En otras palabras: América del Sur mira hacia el Norte y se desplaza hacia el Norte. Por su parte, los EEUU dependen cada vez más del Sur en cuestión energética (en los años en los que Hugo Chávez ocupa el poder en Venezuela, las exportaciones de petróleo a EEUU se han multiplicado por cuatro). El escenario que va a generarse en los próximos años no puede ser contemplado sin tener en cuenta la situación económica de los EEUU y el aumento constante y asindótico de su deuda externa. El flujo de capitales exteriores a los EEUU (2.000 millones de dólares diarios) procedentes de la UE, Japón y mundo árabe, asegura el consumo interior norteamericano, pero ha provocado la mayor deuda exterior del planeta, sin ninguna posibilidad de disminuir. En otras palabras, a la debilidad neoeconómica, al debilitamiento del sustrato WASP, sigue la debilidad económica. Solamente en el terreno militar se sigue manteniendo una superioridad relativa que las dificultades en Afganistán e Irak están cuestionando en estos momentos.

Además existe otro factor a tener en cuenta. La lejanía geográfica hace que la UE no pueda aspirar a una situación hegemónica en el continente americano, ni siquiera que un eje eurosiberiano pueda asegurar una alianza estable y duradera con la América situada al Sur de Río Grande. Pero sí es cierto que los vínculos lingüísticos y antropológicos de España con ese bloque geográfico pueden hacer que nuestro país ocupe un papel de “puente” entre ambas orillas del océano, a partir de hoy. Y ese papel será tanto más importante en la medida en que vaya atenuándose progresivamente la influencia WASP en EEUU.

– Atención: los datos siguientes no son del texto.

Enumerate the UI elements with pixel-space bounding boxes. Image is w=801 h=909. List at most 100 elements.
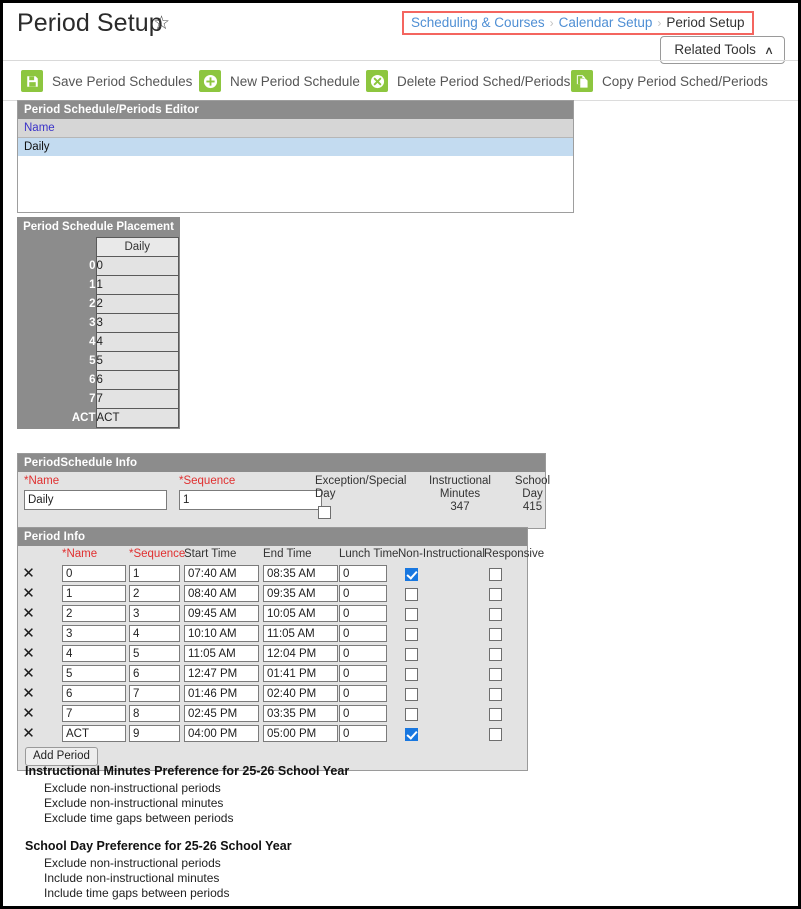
table-row: ✕ [18, 724, 527, 744]
editor-column-header-name[interactable]: Name [18, 119, 573, 138]
period-end-time-input[interactable] [263, 665, 338, 682]
toolbar-button-delete-period-sched-periods[interactable]: Delete Period Sched/Periods [366, 70, 570, 92]
checkbox-box [405, 628, 418, 642]
period-end-time-input[interactable] [263, 585, 338, 602]
period-lunch-time-input[interactable] [339, 565, 387, 582]
placement-cell-0[interactable]: 0 [95, 256, 179, 276]
period-start-time-input[interactable] [184, 685, 259, 702]
schedule-sequence-input[interactable] [179, 490, 322, 510]
period-sequence-input[interactable] [129, 665, 180, 682]
period-sequence-input[interactable] [129, 625, 180, 642]
delete-x-icon[interactable]: ✕ [20, 625, 37, 642]
period-name-input[interactable] [62, 685, 126, 702]
period-name-input[interactable] [62, 585, 126, 602]
delete-x-icon[interactable]: ✕ [20, 585, 37, 602]
delete-x-icon[interactable]: ✕ [20, 705, 37, 722]
favorite-star-icon[interactable]: ☆ [153, 14, 170, 33]
placement-cell-5[interactable]: 5 [95, 351, 179, 371]
placement-cell-2[interactable]: 2 [95, 294, 179, 314]
period-responsive-checkbox[interactable] [489, 706, 502, 724]
period-start-time-input[interactable] [184, 725, 259, 742]
period-start-time-input[interactable] [184, 665, 259, 682]
period-end-time-input[interactable] [263, 645, 338, 662]
period-lunch-time-input[interactable] [339, 625, 387, 642]
copy-pages-icon [571, 70, 593, 92]
checkbox-box [489, 668, 502, 682]
period-name-input[interactable] [62, 645, 126, 662]
period-name-input[interactable] [62, 665, 126, 682]
period-name-input[interactable] [62, 725, 126, 742]
period-start-time-input[interactable] [184, 625, 259, 642]
period-lunch-time-input[interactable] [339, 585, 387, 602]
period-sequence-input[interactable] [129, 605, 180, 622]
period-name-input[interactable] [62, 705, 126, 722]
period-start-time-input[interactable] [184, 705, 259, 722]
breadcrumb-item-1[interactable]: Scheduling & Courses [411, 15, 545, 30]
delete-x-icon[interactable]: ✕ [20, 605, 37, 622]
period-name-input[interactable] [62, 605, 126, 622]
period-lunch-time-input[interactable] [339, 685, 387, 702]
toolbar-button-new-period-schedule[interactable]: New Period Schedule [199, 70, 360, 92]
placement-row-label-7: 7 [18, 389, 96, 409]
period-non-instructional-checkbox[interactable] [405, 706, 418, 724]
period-responsive-checkbox[interactable] [489, 646, 502, 664]
period-end-time-input[interactable] [263, 685, 338, 702]
period-responsive-checkbox[interactable] [489, 726, 502, 744]
period-sequence-input[interactable] [129, 585, 180, 602]
period-name-input[interactable] [62, 625, 126, 642]
list-item[interactable]: Daily [18, 138, 573, 156]
checkbox-box [489, 728, 502, 742]
period-lunch-time-input[interactable] [339, 705, 387, 722]
period-end-time-input[interactable] [263, 725, 338, 742]
period-sequence-input[interactable] [129, 725, 180, 742]
placement-cell-7[interactable]: 7 [95, 389, 179, 409]
placement-cell-4[interactable]: 4 [95, 332, 179, 352]
delete-x-icon[interactable]: ✕ [20, 665, 37, 682]
period-start-time-input[interactable] [184, 605, 259, 622]
period-sequence-input[interactable] [129, 565, 180, 582]
period-non-instructional-checkbox[interactable] [405, 726, 418, 744]
breadcrumb-item-2[interactable]: Calendar Setup [559, 15, 653, 30]
period-non-instructional-checkbox[interactable] [405, 646, 418, 664]
delete-x-icon[interactable]: ✕ [20, 565, 37, 582]
delete-x-icon[interactable]: ✕ [20, 645, 37, 662]
period-non-instructional-checkbox[interactable] [405, 666, 418, 684]
period-non-instructional-checkbox[interactable] [405, 626, 418, 644]
period-responsive-checkbox[interactable] [489, 666, 502, 684]
period-start-time-input[interactable] [184, 645, 259, 662]
period-lunch-time-input[interactable] [339, 645, 387, 662]
placement-cell-1[interactable]: 1 [95, 275, 179, 295]
period-end-time-input[interactable] [263, 605, 338, 622]
period-responsive-checkbox[interactable] [489, 626, 502, 644]
period-info-panel: Period Info *Name *Sequence Start Time E… [17, 527, 544, 771]
period-responsive-checkbox[interactable] [489, 586, 502, 604]
period-non-instructional-checkbox[interactable] [405, 606, 418, 624]
schedule-name-input[interactable] [24, 490, 167, 510]
period-sequence-input[interactable] [129, 705, 180, 722]
period-name-input[interactable] [62, 565, 126, 582]
delete-x-icon[interactable]: ✕ [20, 685, 37, 702]
placement-cell-3[interactable]: 3 [95, 313, 179, 333]
toolbar-button-copy-period-sched-periods[interactable]: Copy Period Sched/Periods [571, 70, 768, 92]
period-sequence-input[interactable] [129, 685, 180, 702]
period-start-time-input[interactable] [184, 585, 259, 602]
period-responsive-checkbox[interactable] [489, 566, 502, 584]
exception-special-day-checkbox[interactable] [318, 504, 331, 522]
placement-cell-ACT[interactable]: ACT [95, 408, 179, 428]
delete-x-icon[interactable]: ✕ [20, 725, 37, 742]
period-lunch-time-input[interactable] [339, 725, 387, 742]
period-non-instructional-checkbox[interactable] [405, 586, 418, 604]
placement-cell-6[interactable]: 6 [95, 370, 179, 390]
period-responsive-checkbox[interactable] [489, 606, 502, 624]
period-sequence-input[interactable] [129, 645, 180, 662]
period-end-time-input[interactable] [263, 565, 338, 582]
toolbar-button-save-period-schedules[interactable]: Save Period Schedules [21, 70, 192, 92]
period-lunch-time-input[interactable] [339, 605, 387, 622]
period-non-instructional-checkbox[interactable] [405, 686, 418, 704]
period-start-time-input[interactable] [184, 565, 259, 582]
period-end-time-input[interactable] [263, 625, 338, 642]
period-end-time-input[interactable] [263, 705, 338, 722]
period-non-instructional-checkbox[interactable] [405, 566, 418, 584]
period-responsive-checkbox[interactable] [489, 686, 502, 704]
period-lunch-time-input[interactable] [339, 665, 387, 682]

En otras palabras: la inevitable “hispanización” de los EEUU tendrá como consecuencia un cambio radical en los valores, las estrategias, los objetivos y las aspiraciones de este país. La lógica hace que el impulso hegemónico que los EEUU han vivido desde el final de la Guerra Fría quede liquidado, y los EEUU, inevitablemente, sean una “pata” -una “pata” más-, de un mundo multipolar que volverá a tener a Eurasia como eje central. Dependerá entonces de los actores euroasiáticos la posibilidad de imponer una coexistencia pacífica entre los pueblos y las naciones. Y, en ese contexto, el eje eurosiberiano será la garantía de un orden multipolar, estabilizado gracias al concurso del República China, por un lado, y de la América hispana por otro. Dentro de ese contexto, los EEUU, llevados por el realismo de su nueva situación interior, deberían reconocer que, como máximo, pueden aspirar a ser la cuarta “pata” del Nuevo Orden Multipolar (tras Rusia, la UE y China).